Ranking: In 2023, U.S. News & World Report ranked the Lewis Katz School of Medicine at Temple University number 68 in Research and among the Best Medical Schools.

Areas of Specialization: This interdisciplinary Biomedical Sciences graduate program offers five areas of concentration for students who plan to earn the PhD:

  • Cancer Biology and Genetics
  • Infectious Disease and Immunity
  • Molecular and Cellular Biosciences
  • Neuroscience
  • Organ Systems and Translational Medicine

Job Prospects: This well-balanced program has been designed to be individually tailored to meet the interests and needs of each student and to fully prepare each student for a Biomedical Sciences career in academia, industry and government. The graduate program is designed to provide training in the theory and practice of Biomedical Sciences for eventual placement in research and teaching positions.

Non-Matriculated Student Policy: Non-matriculated students may enroll in some courses with permission from the course instructor and approval from the Office of Graduate Studies at the Lewis Katz School of Medicine.

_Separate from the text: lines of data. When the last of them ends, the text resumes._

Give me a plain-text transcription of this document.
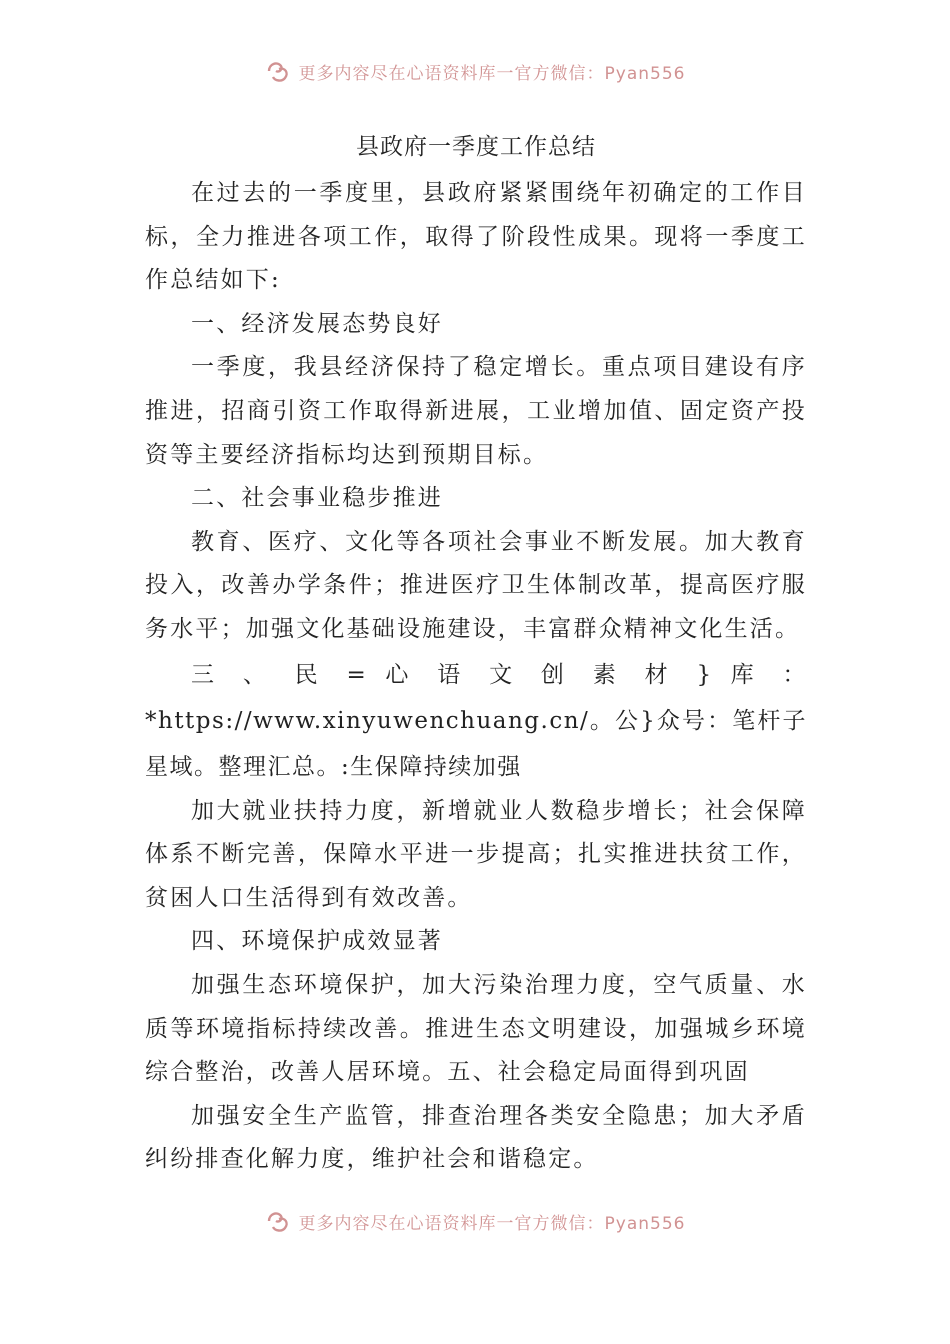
更多内容尽在心语资料库一官方微信：Pyan556
县政府一季度工作总结

在过去的一季度里，县政府紧紧围绕年初确定的工作目标，全力推进各项工作，取得了阶段性成果。现将一季度工作总结如下:

一、经济发展态势良好

一季度，我县经济保持了稳定增长。重点项目建设有序推进，招商引资工作取得新进展，工业增加值、固定资产投资等主要经济指标均达到预期目标。

二、社会事业稳步推进

教育、医疗、文化等各项社会事业不断发展。加大教育投入，改善办学条件；推进医疗卫生体制改革，提高医疗服务水平；加强文化基础设施建设，丰富群众精神文化生活。

三 、 民 = 心 语 文 创 素 材 } 库 ： *https://www.xinyuwenchuang.cn/。公}众号：笔杆子星域。整理汇总。:生保障持续加强

加大就业扶持力度，新增就业人数稳步增长；社会保障体系不断完善，保障水平进一步提高；扎实推进扶贫工作，贫困人口生活得到有效改善。

四、环境保护成效显著

加强生态环境保护，加大污染治理力度，空气质量、水质等环境指标持续改善。推进生态文明建设，加强城乡环境综合整治，改善人居环境。五、社会稳定局面得到巩固

加强安全生产监管，排查治理各类安全隐患；加大矛盾纠纷排查化解力度，维护社会和谐稳定。

更多内容尽在心语资料库一官方微信：Pyan556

Financing Opportunities: All students are provided with a competitive stipend, health insurance and tuition remission. First-year students are supported by Medical School fellowships. After the first year, students receive financial support from extramural funds available to their research mentor, including training grants, research assistantships and fellowships. Students are expected to work full-time toward the completion of the degree requirements. A satisfactory level of performance must be maintained at all times.

Exceptionally qualified students who apply to the program may be nominated for Presidential and University Fellowships. In order to be considered for nomination, prospective students must submit all application materials by February 15.

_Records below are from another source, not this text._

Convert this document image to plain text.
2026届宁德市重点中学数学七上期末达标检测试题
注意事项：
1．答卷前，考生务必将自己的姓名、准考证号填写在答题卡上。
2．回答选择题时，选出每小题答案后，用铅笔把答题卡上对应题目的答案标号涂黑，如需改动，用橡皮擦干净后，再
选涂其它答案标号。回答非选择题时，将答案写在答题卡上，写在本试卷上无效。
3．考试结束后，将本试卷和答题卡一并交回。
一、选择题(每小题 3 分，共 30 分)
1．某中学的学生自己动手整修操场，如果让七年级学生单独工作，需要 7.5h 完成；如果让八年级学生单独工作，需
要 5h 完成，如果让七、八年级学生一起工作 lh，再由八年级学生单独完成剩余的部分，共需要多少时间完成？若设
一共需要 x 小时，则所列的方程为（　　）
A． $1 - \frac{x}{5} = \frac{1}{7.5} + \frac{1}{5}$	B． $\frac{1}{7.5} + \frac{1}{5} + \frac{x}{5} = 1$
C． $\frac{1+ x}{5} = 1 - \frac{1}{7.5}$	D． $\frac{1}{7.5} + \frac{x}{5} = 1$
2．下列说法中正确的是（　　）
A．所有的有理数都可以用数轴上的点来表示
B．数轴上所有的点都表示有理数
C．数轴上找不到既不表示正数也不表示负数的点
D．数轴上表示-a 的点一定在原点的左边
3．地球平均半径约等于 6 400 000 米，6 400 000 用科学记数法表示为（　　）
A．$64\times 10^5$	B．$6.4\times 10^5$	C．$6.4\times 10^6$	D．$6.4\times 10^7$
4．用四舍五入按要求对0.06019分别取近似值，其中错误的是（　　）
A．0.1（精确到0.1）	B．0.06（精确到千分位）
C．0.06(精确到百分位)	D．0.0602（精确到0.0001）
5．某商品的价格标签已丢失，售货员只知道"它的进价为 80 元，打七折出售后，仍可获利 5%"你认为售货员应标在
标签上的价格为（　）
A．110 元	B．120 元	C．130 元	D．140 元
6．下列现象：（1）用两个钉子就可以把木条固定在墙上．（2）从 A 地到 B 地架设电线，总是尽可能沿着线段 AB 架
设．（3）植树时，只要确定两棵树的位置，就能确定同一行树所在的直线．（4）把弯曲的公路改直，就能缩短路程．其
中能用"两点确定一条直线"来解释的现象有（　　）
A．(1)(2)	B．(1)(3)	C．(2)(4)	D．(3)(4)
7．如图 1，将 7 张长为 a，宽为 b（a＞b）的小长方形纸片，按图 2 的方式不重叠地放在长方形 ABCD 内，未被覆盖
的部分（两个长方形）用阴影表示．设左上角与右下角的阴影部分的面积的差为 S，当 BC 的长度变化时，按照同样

Admission Requirements and Deadlines

Application Deadline:

Fall: February 15

All applicants to the PhD program must apply via BioMedical’s Centralized Application Service (BioMedCAS). The system can be accessed at https://biomedcas2024.liaisoncas.com/applicant-ux/#/login​. Applicants should check their application status on the BioMedCAS portal often and inquire directly of BioMedCAS about receipt of materials.

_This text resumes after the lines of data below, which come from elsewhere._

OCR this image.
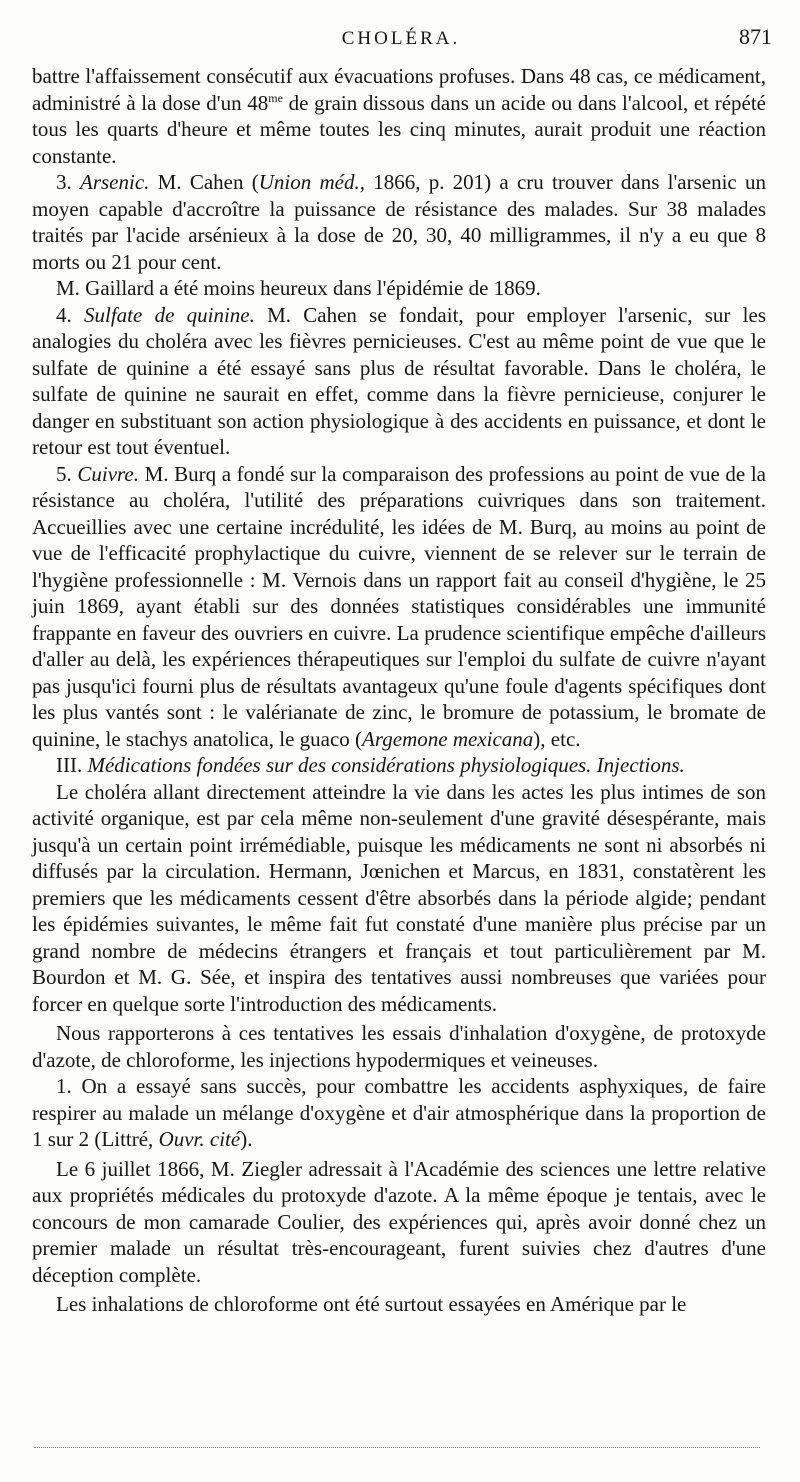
CHOLÉRA.	871

battre l'affaissement consécutif aux évacuations profuses. Dans 48 cas, ce médicament, administré à la dose d'un $48^{me}$ de grain dissous dans un acide ou dans l'alcool, et répété tous les quarts d'heure et même toutes les cinq minutes, aurait produit une réaction constante.

3. Arsenic. M. Cahen (Union méd., 1866, p. 201) a cru trouver dans l'arsenic un moyen capable d'accroître la puissance de résistance des malades. Sur 38 malades traités par l'acide arsénieux à la dose de 20, 30, 40 milligrammes, il n'y a eu que 8 morts ou 21 pour cent.

M. Gaillard a été moins heureux dans l'épidémie de 1869.

4. Sulfate de quinine. M. Cahen se fondait, pour employer l'arsenic, sur les analogies du choléra avec les fièvres pernicieuses. C'est au même point de vue que le sulfate de quinine a été essayé sans plus de résultat favorable. Dans le choléra, le sulfate de quinine ne saurait en effet, comme dans la fièvre pernicieuse, conjurer le danger en substituant son action physiologique à des accidents en puissance, et dont le retour est tout éventuel.

5. Cuivre. M. Burq a fondé sur la comparaison des professions au point de vue de la résistance au choléra, l'utilité des préparations cuivriques dans son traitement. Accueillies avec une certaine incrédulité, les idées de M. Burq, au moins au point de vue de l'efficacité prophylactique du cuivre, viennent de se relever sur le terrain de l'hygiène professionnelle : M. Vernois dans un rapport fait au conseil d'hygiène, le 25 juin 1869, ayant établi sur des données statistiques considérables une immunité frappante en faveur des ouvriers en cuivre. La prudence scientifique empêche d'ailleurs d'aller au delà, les expériences thérapeutiques sur l'emploi du sulfate de cuivre n'ayant pas jusqu'ici fourni plus de résultats avantageux qu'une foule d'agents spécifiques dont les plus vantés sont : le valérianate de zinc, le bromure de potassium, le bromate de quinine, le stachys anatolica, le guaco (Argemone mexicana), etc.

III. Médications fondées sur des considérations physiologiques. Injections.

Le choléra allant directement atteindre la vie dans les actes les plus intimes de son activité organique, est par cela même non-seulement d'une gravité désespérante, mais jusqu'à un certain point irrémédiable, puisque les médicaments ne sont ni absorbés ni diffusés par la circulation. Hermann, Jœnichen et Marcus, en 1831, constatèrent les premiers que les médicaments cessent d'être absorbés dans la période algide; pendant les épidémies suivantes, le même fait fut constaté d'une manière plus précise par un grand nombre de médecins étrangers et français et tout particulièrement par M. Bourdon et M. G. Sée, et inspira des tentatives aussi nombreuses que variées pour forcer en quelque sorte l'introduction des médicaments.

Nous rapporterons à ces tentatives les essais d'inhalation d'oxygène, de protoxyde d'azote, de chloroforme, les injections hypodermiques et veineuses.

1. On a essayé sans succès, pour combattre les accidents asphyxiques, de faire respirer au malade un mélange d'oxygène et d'air atmosphérique dans la proportion de 1 sur 2 (Littré, Ouvr. cité).

Le 6 juillet 1866, M. Ziegler adressait à l'Académie des sciences une lettre relative aux propriétés médicales du protoxyde d'azote. A la même époque je tentais, avec le concours de mon camarade Coulier, des expériences qui, après avoir donné chez un premier malade un résultat très-encourageant, furent suivies chez d'autres d'une déception complète.

Les inhalations de chloroforme ont été surtout essayées en Amérique par le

A supplemental application is also required to be submitted directly to Temple University. Submission of the supplemental application generates the applicant’s TUid number. The BioMedCAS application will not be considered without the assigned TUid.

Letters of Reference:
Number Required: 3

From Whom: Letters of recommendation should be obtained from faculty and supervisors of research experiences.

Coursework Required for Admission Consideration: Applicants should have undergraduate training in the life sciences such as Biochemistry, Biology, Cell Biology, or Molecular Biology and Genetics. Students are also expected to have training in Chemistry and Mathematics.

Master's Degree in Discipline/Related Discipline: A master's degree is not required.

Bachelor's Degree in Discipline/Related Discipline: A baccalaureate degree in the Biological or Chemical Sciences is required.

Statement of Goals: In approximately 500 to 1,000 words, describe your interest in Temple's Biomedical Sciences graduate program, research interests and past experiences, future career goals, and academic and research achievements.

Standardized Test Scores:
GRE: Optional. Students are not required to submit standardized scores, including GRE or MCAT scores, to supplement their application.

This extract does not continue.